Wednesday, January 19, 2005

Open source, open tsoris*

A gaggle of journalism's elite is convening at Harvard this weekend to agonize over the credibility of the media in the age of the blog -- as though they actually could do anything about it.

If these wise men and wiser women weren't able to stop Jayson Blair and the CBS Memogate crew from polluting Official Media's punchbowl, how are they going to housebreak the growing, global mass of anonymous bloggers? And, with all due respect, who put the gaggle in charge, anyway?

The valedictory for this not-so-modest undertaking was sounded by the thoughtful NYU prof Jay Rosen, who rightfully observed that "professional journalism is no longer sovereign over territory it once easily controlled."

Now that contemporary technology has endowed an infinite number of homo erecti with the ability to define and opine on events as they see fit, how is anyone going to enforce standards for open-source news?

Sure, you can suggest that bloggers attribute and verify information. You can urge journalists to take blog tidbits seriously, and, when taking them, to forthrightly credit the source. But the outcome will depend on the skills, integrity and intelligence of each individual practitioner. Odds are, everyone will not play nice.

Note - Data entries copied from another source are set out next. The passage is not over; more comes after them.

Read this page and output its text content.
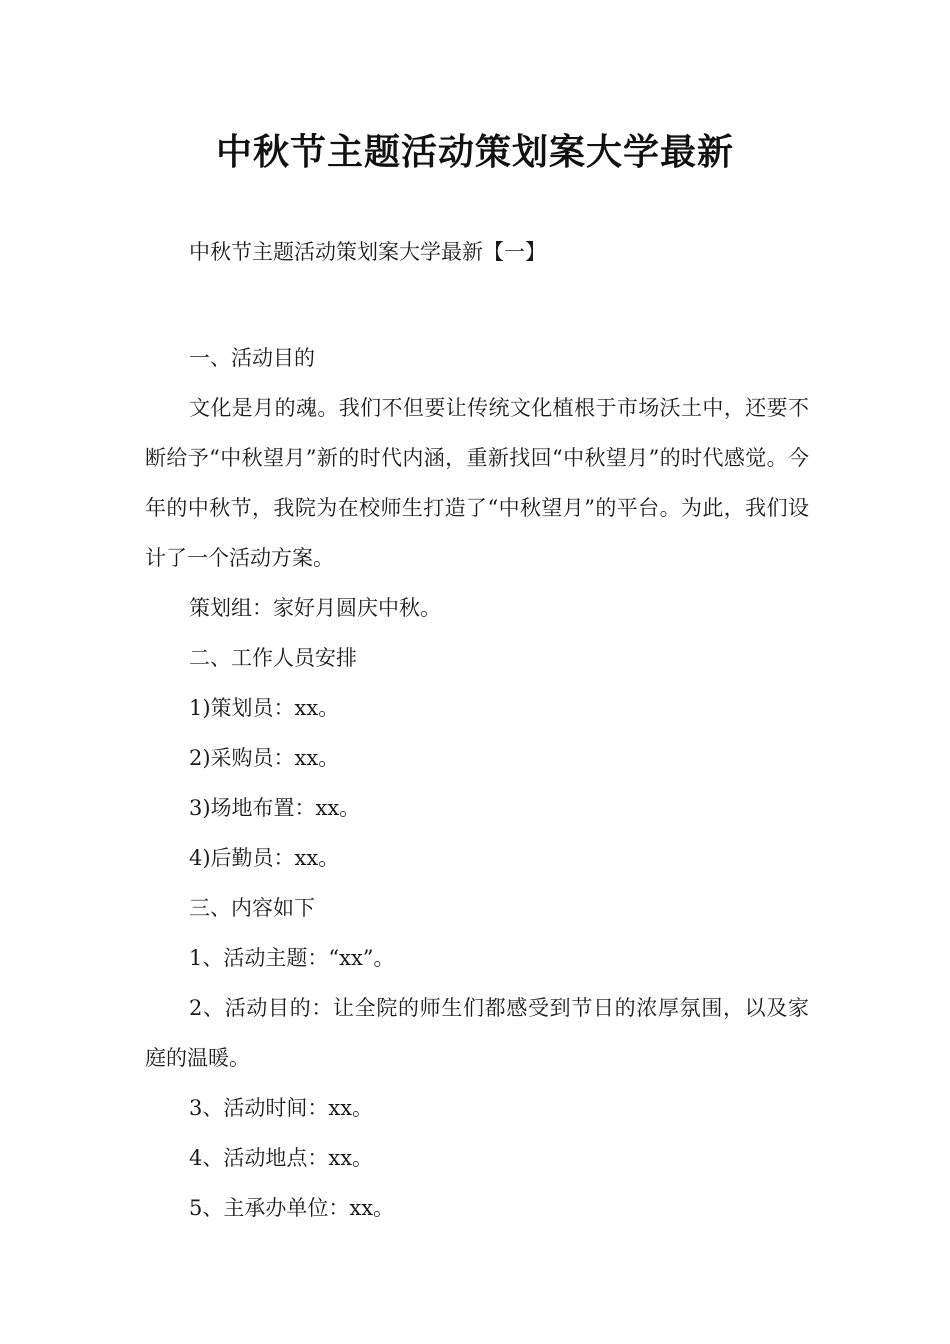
中秋节主题活动策划案大学最新

中秋节主题活动策划案大学最新【一】

一、活动目的

文化是月的魂。我们不但要让传统文化植根于市场沃土中，还要不断给予“中秋望月”新的时代内涵，重新找回“中秋望月”的时代感觉。今年的中秋节，我院为在校师生打造了“中秋望月”的平台。为此，我们设计了一个活动方案。

策划组：家好月圆庆中秋。

二、工作人员安排

1)策划员：xx。

2)采购员：xx。

3)场地布置：xx。

4)后勤员：xx。

三、内容如下

1、活动主题：“xx”。

2、活动目的：让全院的师生们都感受到节日的浓厚氛围，以及家庭的温暖。

3、活动时间：xx。

4、活动地点：xx。

5、主承办单位：xx。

If you look at the history of the mass media, you will find the press has been used more often as a bully pulpit than a holy one. When political parties and press lords lorded it over the newsrooms in this country, most journalists rivaled Karl Rove in their ability to dish invective and deceit. Perceptive readers, though undoubtedly amused, were not likely to confuse the news with the truth.

It really is a latter-day, mostly American, conceit that journalists are objective arbiters of fact and opinion.

Only in recent times has this once-scruffy trade been professionalized to the point that its practitioners actually have college degrees, mortgages and 401(k) plans. Sadly for my esteemed friends and colleagues, their professional sovereignty, though fun while it lasted, was more of a pleasant interlude than a lifelong entitlement. Now that airline pilots, software engineers, printers, physicians, retail clerks, teachers, garment workers and countless others get no respect, what makes you think journalists are to be spared?

Meantime, back at the worldwide info-scrum, truth-seeking will become an increasingly iterative, messy and non-linear process, forcing readers to resort to their own wits to separate fact from friction. Open source for them will be more like open tsoris*.